В 1977 году Гулд написал для книги об эволюционистском изучении ископаемых остатков, опубликованной коллективом авторов, вводную главу, посвященную «вечным метафорам палеонтологии». Начав с нелепого, но часто цитируемого высказывания Альфреда Норта Уайтхеда, будто вся философия — это одно большое примечание к Платону, Гулд развивает ту мысль, что, выражаясь словами проповедника из Книги Екклесиаста (которую он тоже цитирует), нет ничего нового под солнцем: «Что было, то и будет; и что делалось, то и будет делаться»[56]. Современные разногласия в палеонтологии — это те же старые разногласия, только в переработанном виде. Они предшествовали эволюционистскому мышлению и не нашли разрешения в дарвиновской парадигме. Основополагающие идеи, подобно идеальным геометрическим фигурам, не многочисленны. Они неизменно доступны для употребления…
Всего этих вечных неразрешенных вопросов палеонтологии у Гулда три. Имеется ли у времени направленная ось? Внутренними или внешними являются движущие силы эволюции? Как происходит эволюция: постепенно или резкими скачками? В истории науки он находит палеонтологов, чьи взгляды соответствовали всем восьми возможным сочетаниям ответов, и убеждает себя в том, что вопросы эти пережили дарвиновскую революцию так, как если бы ее никогда не было.

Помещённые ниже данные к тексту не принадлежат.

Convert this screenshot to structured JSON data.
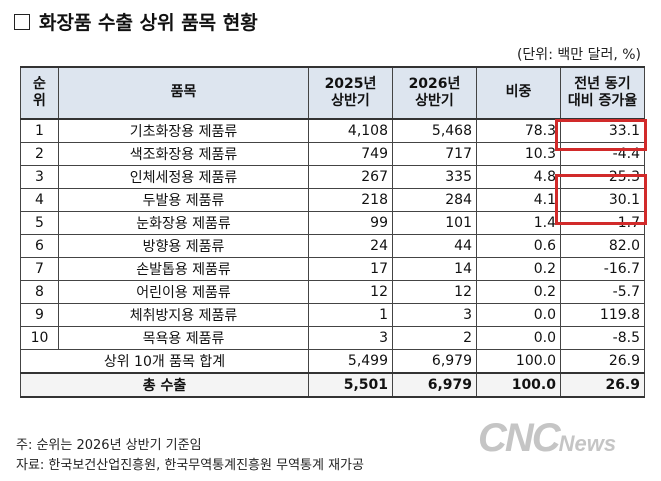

Но чтобы проделать этот трюк, ему приходится преувеличивать сходство между такими научными системами, у которых, если посмотреть повнимательнее, друг с другом не больше общего, чем у крови и вина или у спиральных орбит и спиральной молекулы ДНК. Все три вечные гулдовские метафоры — это плохая поэзия, притянутые за уши аналогии, скорее затемняющие смысл, чем проясняющие его. А в руках Гулда плохая поэзия особенно тлетворна, поскольку он замечательно пишет.
Вопрос о том, движется ли эволюция по некой направленной оси, безусловно, имеет смысл и может быть задан под самыми разными соусами. Но блюда, которые подаются под этими различными соусами, так плохо сочетаются друг с другом, что без толку ставить их на один стол. Усложняется ли постепенно устройство организмов в ходе эволюции? Это разумный вопрос. Вопрос о том, увеличивается ли с течением времени общее видовое разнообразие на планете, тоже разумный. Но это два совершенно разных вопроса, и выдумывать некую «прогрессивистскую» школу с вековой историей, ради того чтобы объединить их, — дело явно бесполезное. Еще меньше общего у любого из этих двух вопросов в их современном виде с такими додарвиновскими учениями, как «витализм» и «финализм», утверждавшими, будто живые существа неуклонно «движимы» некой мистической жизненной силой к столь же мистической конечной цели. Гулд выпячивает на думанные взаимосвязи между всеми этими формами прогрессивизма, дабы поддержать свой поэтический взгляд на историю.